In Pakistan, US Courts Leader of Opposition - Helene Cooper and Mark Mazzetti, New York Times.
As American confidence in the Pakistani government wanes, the Obama administration is reaching out more directly than before to Nawaz Sharif, the chief rival of Asif Ali Zardari, the Pakistani president, administration officials said Friday. American officials have long held Mr. Sharif at arm’s length because of his close ties to Islamists in Pakistan, but some Obama administration officials now say those ties could be useful in helping Mr. Zardari’s government to confront the stiffening challenge by Taliban insurgents. The move reflects the heightened concern in the Obama administration about the survivability of the Zardari government. Gen.

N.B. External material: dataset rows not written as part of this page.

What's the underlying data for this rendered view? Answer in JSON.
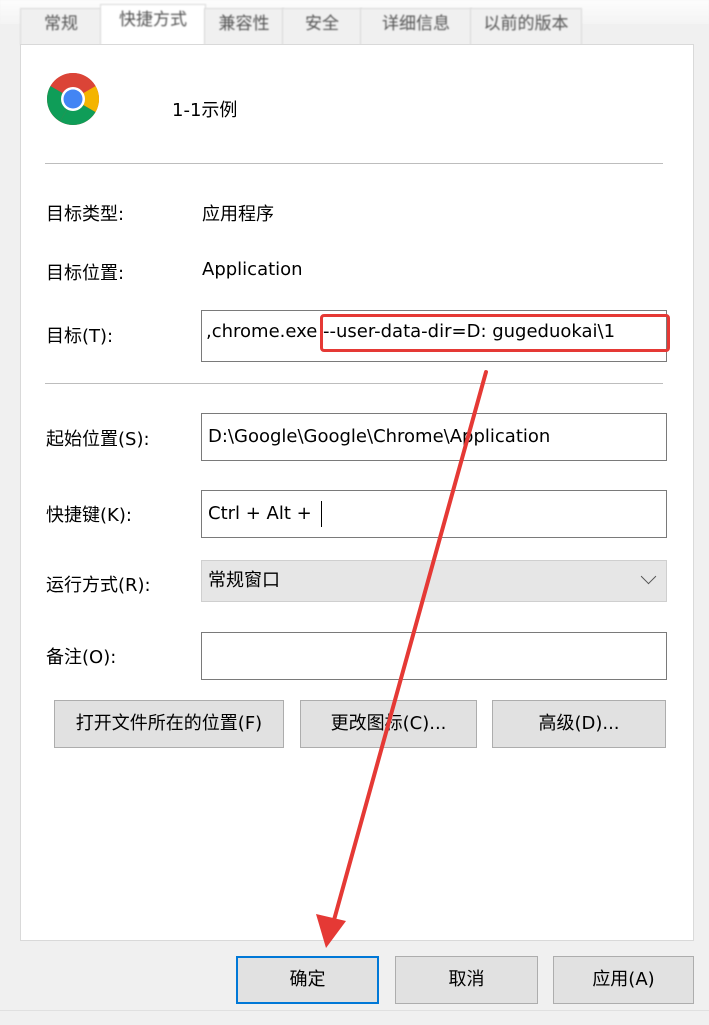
{
  "tabs": [
    {
      "label": "常规"
    },
    {
      "label": "快捷方式",
      "active": true
    },
    {
      "label": "兼容性"
    },
    {
      "label": "安全"
    },
    {
      "label": "详细信息"
    },
    {
      "label": "以前的版本"
    }
  ],
  "app": {
    "name": "1-1示例",
    "icon": "chrome-icon"
  },
  "target_type": {
    "label": "目标类型:",
    "value": "应用程序"
  },
  "target_location": {
    "label": "目标位置:",
    "value": "Application"
  },
  "target": {
    "label": "目标(T):",
    "value_prefix": ",chrome.exe",
    "value_highlight": " --user-data-dir=D: gugeduokai\\1"
  },
  "start_in": {
    "label": "起始位置(S):",
    "value": "D:\\Google\\Google\\Chrome\\Application"
  },
  "shortcut_key": {
    "label": "快捷键(K):",
    "value": "Ctrl + Alt + "
  },
  "run": {
    "label": "运行方式(R):",
    "value": "常规窗口"
  },
  "comment": {
    "label": "备注(O):",
    "value": ""
  },
  "buttons": {
    "open_location": "打开文件所在的位置(F)",
    "change_icon": "更改图标(C)...",
    "advanced": "高级(D)..."
  },
  "footer": {
    "ok": "确定",
    "cancel": "取消",
    "apply": "应用(A)"
  },
  "colors": {
    "annotation": "#e53935",
    "accent": "#0078d7"
  }
}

David H. Petraeus, the head of the United States Central Command, has said in private meetings in Washington that Pakistan’s government is increasingly vulnerable, according to administration officials.
US Faces Iraq-like Spending Problems in Afghanistan - Gordon Lubold, Christian Science Monitor.
The US government is pouring vast amounts of new resources into Afghanistan for security and reconstruction projects. But it's running the risk of repeating some of the same mistakes it made in Iraq where government auditors have said it wasted billions of dollars. The US record on reconstruction spending in Iraq continues to be less than stellar, lawmakers complain, raising fears that US spending in Afghanistan could be plagued by the same kinds of excess and lack of accountability. "I just hope that you will have a renewed effort to put a magnifying glass on these contractors and the amount of money that's going out because there is unbelievable abuse in waste and yes, fraud," Sen. Byron Dorgan (D) of North Dakota told Defense Secretary Robert Gates during a Senate panel hearing Thursday. "We just have to lace it up and stop."